Sensação de deslocamento/”misfit” (não é a casa dela, ela é “funcionária” do marido, cidadão perfeito, herói de guerra; vai para o hotel, onde sente-se livre); asfixia, opressão, falta de alegria, de perspectivas, de estímulos de pulsão de vida.

 

A terceira personagem do filme, Clarissa Vaughan, na Nova Iorque dos 1990s, prepara a festa que dará às cinco horas  em seu apartamento em Greenwich Village. A festa será em homenagem ao seu ex-companheiro, Richard, que às oito horas da mesma noite receberá um prêmio por sua obra poética. Clarissa sai de manhã em busca de flores para o evento. Em seguida, visita Richard, que se encontra numa situação muito difícil, caquético, em fase terminal de AIDS. Clarissa, a quem Richard jocosamente sempre chamou de Mrs. Dalloway tenta animá-lo para a festa, mas no diálogo que se segue o discurso do amigo transborda sentimentos de derrotismo, de fracasso e desânimo. Ele considera que a concessão do prêmio foi mais um gesto de caridade  do que um reconhecimento profissional. Ele reluta em comparecer à festa. Clarissa tem de deixá-lo para continuar os preparativos, mas o faz após enérgicas afirmações positivas de que o aguardam para a homenagem.

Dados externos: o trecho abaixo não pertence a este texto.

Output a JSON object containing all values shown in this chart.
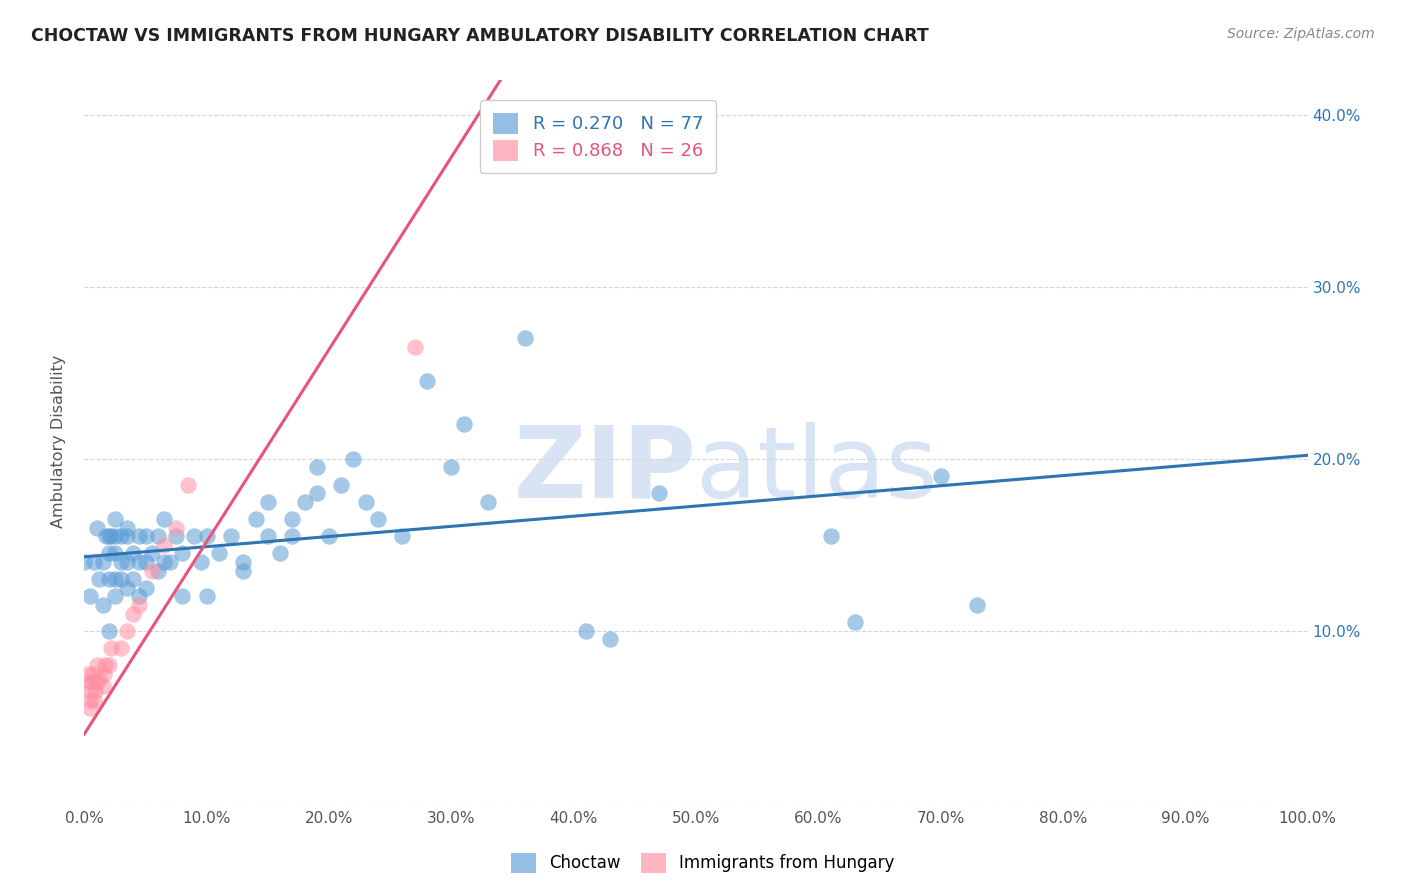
{
  "title": "CHOCTAW VS IMMIGRANTS FROM HUNGARY AMBULATORY DISABILITY CORRELATION CHART",
  "source": "Source: ZipAtlas.com",
  "ylabel": "Ambulatory Disability",
  "xlabel": "",
  "xlim": [
    0.0,
    1.0
  ],
  "ylim": [
    0.0,
    0.42
  ],
  "xticks": [
    0.0,
    0.1,
    0.2,
    0.3,
    0.4,
    0.5,
    0.6,
    0.7,
    0.8,
    0.9,
    1.0
  ],
  "yticks": [
    0.0,
    0.1,
    0.2,
    0.3,
    0.4
  ],
  "ytick_labels_right": [
    "",
    "10.0%",
    "20.0%",
    "30.0%",
    "40.0%"
  ],
  "xtick_labels": [
    "0.0%",
    "10.0%",
    "20.0%",
    "30.0%",
    "40.0%",
    "50.0%",
    "60.0%",
    "70.0%",
    "80.0%",
    "90.0%",
    "100.0%"
  ],
  "legend_label1": "R = 0.270   N = 77",
  "legend_label2": "R = 0.868   N = 26",
  "legend_entry1": "Choctaw",
  "legend_entry2": "Immigrants from Hungary",
  "blue_color": "#5B9BD5",
  "pink_color": "#FF8FA3",
  "blue_line_color": "#2E75B6",
  "pink_line_color": "#E8547A",
  "watermark_zip": "ZIP",
  "watermark_atlas": "atlas",
  "blue_scatter": [
    [
      0.0,
      0.14
    ],
    [
      0.005,
      0.12
    ],
    [
      0.008,
      0.14
    ],
    [
      0.01,
      0.16
    ],
    [
      0.012,
      0.13
    ],
    [
      0.015,
      0.115
    ],
    [
      0.015,
      0.14
    ],
    [
      0.018,
      0.155
    ],
    [
      0.02,
      0.155
    ],
    [
      0.02,
      0.1
    ],
    [
      0.02,
      0.13
    ],
    [
      0.02,
      0.145
    ],
    [
      0.022,
      0.155
    ],
    [
      0.025,
      0.12
    ],
    [
      0.025,
      0.13
    ],
    [
      0.025,
      0.145
    ],
    [
      0.025,
      0.155
    ],
    [
      0.025,
      0.165
    ],
    [
      0.03,
      0.13
    ],
    [
      0.03,
      0.14
    ],
    [
      0.03,
      0.155
    ],
    [
      0.035,
      0.125
    ],
    [
      0.035,
      0.14
    ],
    [
      0.035,
      0.155
    ],
    [
      0.035,
      0.16
    ],
    [
      0.04,
      0.13
    ],
    [
      0.04,
      0.145
    ],
    [
      0.045,
      0.12
    ],
    [
      0.045,
      0.14
    ],
    [
      0.045,
      0.155
    ],
    [
      0.05,
      0.125
    ],
    [
      0.05,
      0.14
    ],
    [
      0.05,
      0.155
    ],
    [
      0.055,
      0.145
    ],
    [
      0.06,
      0.135
    ],
    [
      0.06,
      0.155
    ],
    [
      0.065,
      0.14
    ],
    [
      0.065,
      0.165
    ],
    [
      0.07,
      0.14
    ],
    [
      0.075,
      0.155
    ],
    [
      0.08,
      0.12
    ],
    [
      0.08,
      0.145
    ],
    [
      0.09,
      0.155
    ],
    [
      0.095,
      0.14
    ],
    [
      0.1,
      0.155
    ],
    [
      0.1,
      0.12
    ],
    [
      0.11,
      0.145
    ],
    [
      0.12,
      0.155
    ],
    [
      0.13,
      0.135
    ],
    [
      0.13,
      0.14
    ],
    [
      0.14,
      0.165
    ],
    [
      0.15,
      0.155
    ],
    [
      0.15,
      0.175
    ],
    [
      0.16,
      0.145
    ],
    [
      0.17,
      0.155
    ],
    [
      0.17,
      0.165
    ],
    [
      0.18,
      0.175
    ],
    [
      0.19,
      0.18
    ],
    [
      0.19,
      0.195
    ],
    [
      0.2,
      0.155
    ],
    [
      0.21,
      0.185
    ],
    [
      0.22,
      0.2
    ],
    [
      0.23,
      0.175
    ],
    [
      0.24,
      0.165
    ],
    [
      0.26,
      0.155
    ],
    [
      0.28,
      0.245
    ],
    [
      0.3,
      0.195
    ],
    [
      0.31,
      0.22
    ],
    [
      0.33,
      0.175
    ],
    [
      0.36,
      0.27
    ],
    [
      0.41,
      0.1
    ],
    [
      0.43,
      0.095
    ],
    [
      0.47,
      0.18
    ],
    [
      0.61,
      0.155
    ],
    [
      0.63,
      0.105
    ],
    [
      0.7,
      0.19
    ],
    [
      0.73,
      0.115
    ]
  ],
  "pink_scatter": [
    [
      0.002,
      0.07
    ],
    [
      0.003,
      0.075
    ],
    [
      0.005,
      0.055
    ],
    [
      0.005,
      0.06
    ],
    [
      0.005,
      0.065
    ],
    [
      0.006,
      0.07
    ],
    [
      0.007,
      0.075
    ],
    [
      0.008,
      0.06
    ],
    [
      0.009,
      0.065
    ],
    [
      0.01,
      0.07
    ],
    [
      0.01,
      0.08
    ],
    [
      0.012,
      0.072
    ],
    [
      0.015,
      0.068
    ],
    [
      0.016,
      0.075
    ],
    [
      0.017,
      0.08
    ],
    [
      0.02,
      0.08
    ],
    [
      0.022,
      0.09
    ],
    [
      0.03,
      0.09
    ],
    [
      0.035,
      0.1
    ],
    [
      0.04,
      0.11
    ],
    [
      0.045,
      0.115
    ],
    [
      0.055,
      0.135
    ],
    [
      0.065,
      0.15
    ],
    [
      0.075,
      0.16
    ],
    [
      0.085,
      0.185
    ],
    [
      0.27,
      0.265
    ]
  ],
  "blue_trendline_x": [
    0.0,
    1.0
  ],
  "blue_trendline_y": [
    0.143,
    0.202
  ],
  "pink_trendline_x": [
    0.0,
    0.34
  ],
  "pink_trendline_y": [
    0.04,
    0.42
  ]
}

Mais tarde, já em seu apartamento, Clarissa recebe a visita de Louis, que fora companheiro de Richard antes de Clarissa. Rememoram seus relacionamentos com Richard. Clarissa vive há 18 anos com  sua namorada Sally. Julia, a filha de 19 anos de Clarissa mora com elas. Percebe-se no filme a expansão da liberdade de opção sexual, em contraste com os períodos vividos pelas duas personagens anteriores. Terminados os preparativos para a festa no apartamento, Clarissa sai novamente para ver Richard e prepará-lo para os eventos. Quando está no apartamento de Richard, este senta-se sobre o peitoril da janela aberta voltando a expressar seu desânimo, afirmando que não suportará a festa e a premiação. Clarissa pede-lhe para descer do peitoril e que ele não precisa então comparecer aos eventos. Richard insiste que depois virão outras horas difíceis de suportar, diz que a ama e que não crê que outro casal possa ter sido tão feliz como eles foram. Assim dito, desliza janela afora e despenca ao longo do prédio em direção à morte. Após o triste retorno ao seu apartamento, Clarissa recebe uma visita muito especial, a mãe de Richard, nada mais nada menos do que Laura Brown, a personagem dos 1940s, que tentou o suicídio, mas fugiu para se tornar bibliotecária em Toronto e sobreviveu a todos, a seu marido levado por um câncer, sua filha atropelada por um motorista bêbado e agora Richard, seu Richie, que consumou o suicídio. A conversa é pobre em conteúdo. Pouco há que se falar.

 

Clarissa parece-me o veículo para conhecer melhor Richard que é o personagem que vive a questão da falta de estímulos de pulsão de vida, de deslocamento/”misfit”, de asfixia e opressão.

 

 

O filme aborda assim, a questão das motivações ao suicídio,  homo e bissexualidade e alguns ângulos não usualmente discutidos do papel da mulher na família e na vida profissional, mas fundamentalmente no meu modo de ver, o “misfit” – a sensação de não pertencer àquele mundo, além da falta de estímulos de pulsão de vida, de alegria. A vida torna-se “chata”. A morte passa a ser uma alternativa melhor do que a vida.